The pressure campaign is powerful, but many parents are no longer listening. Rather than worrying about the name-calling, they are reclaiming control.
'Room Mom' Opts Out
Marta Mac Ban, an Arizona parent who started homeschooling her 6-year-old daughter during the pandemic, says the jolt from COVID-19 is exactly what the school system needed. "The shakeup has reminded district leaders who their customers really are," she says. "If you don't give your customers what they want, they go elsewhere."

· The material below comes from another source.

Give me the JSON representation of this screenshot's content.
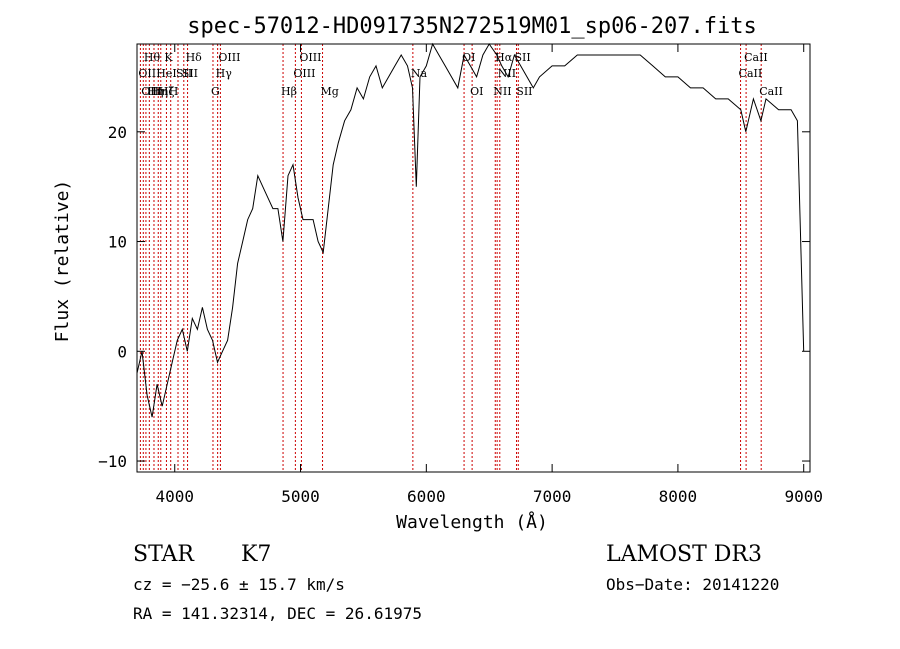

She and her husband did that in 2019 when they moved to Cave Creek, a small community north of Phoenix. They liked the local district, so they relocated as a form of school choice. Then they enrolled their daughter in kindergarten and got involved. Mac Ban volunteered as "room mom," creating classroom decorations and participating in parties. She also stayed active in the parent-teacher organization, compiling and sending monthly newsletters.
Everything went well until March, when classes switched to Zoom. Mac Ban, who tries to limit her daughter's screen time, quickly opted out. "She's not going to sit still for hours at a time staring at a computer," Mac Ban says.

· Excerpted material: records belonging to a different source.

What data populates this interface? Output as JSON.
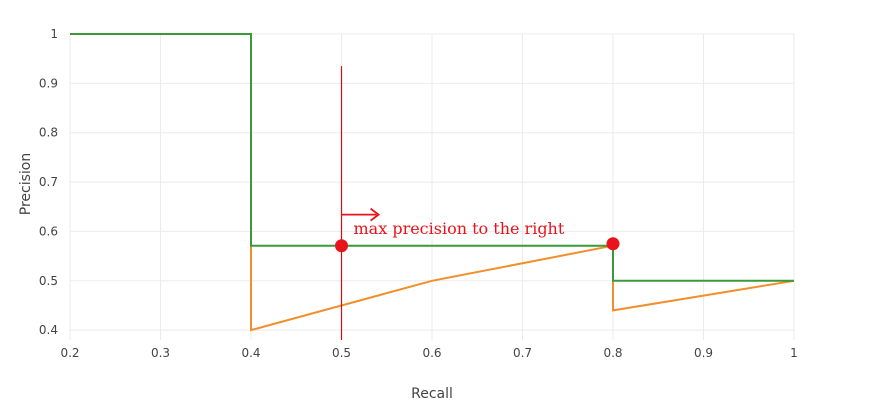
{
  "chart_data": {
    "type": "line",
    "title": "",
    "xlabel": "Recall",
    "ylabel": "Precision",
    "xlim": [
      0.2,
      1.0
    ],
    "ylim": [
      0.38,
      1.0
    ],
    "grid": true,
    "x_ticks": [
      {
        "value": 0.2,
        "label": "0.2"
      },
      {
        "value": 0.3,
        "label": "0.3"
      },
      {
        "value": 0.4,
        "label": "0.4"
      },
      {
        "value": 0.5,
        "label": "0.5"
      },
      {
        "value": 0.6,
        "label": "0.6"
      },
      {
        "value": 0.7,
        "label": "0.7"
      },
      {
        "value": 0.8,
        "label": "0.8"
      },
      {
        "value": 0.9,
        "label": "0.9"
      },
      {
        "value": 1.0,
        "label": "1"
      }
    ],
    "y_ticks": [
      {
        "value": 0.4,
        "label": "0.4"
      },
      {
        "value": 0.5,
        "label": "0.5"
      },
      {
        "value": 0.6,
        "label": "0.6"
      },
      {
        "value": 0.7,
        "label": "0.7"
      },
      {
        "value": 0.8,
        "label": "0.8"
      },
      {
        "value": 0.9,
        "label": "0.9"
      },
      {
        "value": 1.0,
        "label": "1"
      }
    ],
    "series": [
      {
        "color": "#f28e2b",
        "points": [
          [
            0.2,
            1.0
          ],
          [
            0.4,
            1.0
          ],
          [
            0.4,
            0.4
          ],
          [
            0.6,
            0.5
          ],
          [
            0.8,
            0.571
          ],
          [
            0.8,
            0.44
          ],
          [
            1.0,
            0.5
          ]
        ]
      },
      {
        "color": "#3a9a3a",
        "points": [
          [
            0.2,
            1.0
          ],
          [
            0.4,
            1.0
          ],
          [
            0.4,
            0.571
          ],
          [
            0.8,
            0.571
          ],
          [
            0.8,
            0.5
          ],
          [
            1.0,
            0.5
          ]
        ]
      }
    ],
    "markers": [
      {
        "x": 0.5,
        "y": 0.571,
        "color": "#e8131b"
      },
      {
        "x": 0.8,
        "y": 0.575,
        "color": "#e8131b"
      }
    ],
    "vline": {
      "x": 0.5,
      "y_from": 0.38,
      "y_to": 0.935,
      "color": "#cc1111"
    },
    "annotation": {
      "text": "max precision to the right",
      "color": "#e8131b",
      "anchor": {
        "x": 0.5,
        "y": 0.572
      },
      "arrow": {
        "x_from": 0.5,
        "x_to": 0.541,
        "y": 0.634
      }
    }
  }
}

She and her husband previously had considered homeschooling but were unsure if they had sufficient resources to pull it off. "We were already on the fence," Mac Ban says. "COVID was the push." Now she teaches at home, while teaming up with neighbors one day per week in a learning pod.
Despite the switch, Mac Ban does not oppose public schools. She sees many good things in her local district and continues to serve in the parent-teacher organization. What she supports is more choice. "One size does not fit all," she says. "It's ironic that they say, 'No child left behind' because so many kids are left behind when everyone is forced to go just to the one school."
Surprised by Success
Prior to the pandemic, Ashley Ekpo and her husband also relocated to find better schools. They switched from Prince George's County to neighboring Howard County in Maryland. The move extended the work commute for both parents, but they accepted the extra drive time as a sacrifice for their children.
Things went well until the pandemic. The parents initially jumped on board with distance learning through their public school, but soon found themselves overwhelmed with three school-aged children and two younger ones at home. "They were all lined up at the dining room table, and it was basically a nightmare," Ekpo says.
After a few weeks, she noticed a drop in educational quality, so she started researching options. When she and her husband decided to try homeschooling, they initially saw it as a temporary solution until they felt comfortable sending their children back to the classroom. Now, the parents aren't sure what they will do in 2021 and beyond. "We're staying open-minded because we're having a really good experience with it," Ekpo says.
A Place for Everyone
Brooke Hunt and her husband like choice so much that they let their older children decide for themselves what they wanted to do during the pandemic. All three opted to remain in public schools, while two younger ones started homeschooling in Mesa, Arizona. "We just made the big, brave decision in August," says Hunt, who has a degree in early childhood education.
Critics complain that homeschooling can cut children off from diverse classrooms, but Hunt sees the opposite in the co-op that she runs with two other families. Unlike public schools, which segregate students by age, the homeschooling group brings children together at different stages of development. This represents a type of diversity.
Participants in Hunt's group also come from different racial and ethnic backgrounds. "Lack of diversity is never an issue," she explains. Her only regret is that she cannot help more families in her little operation. "I wish I could open my home to everyone where there's a need," Hunt says.
Teachers unions could benefit from the same inclusive mindset. Parents like Mac Ban, Ekpo, and Hunt are not segregationists. They are innovators who should be celebrated, not smeared.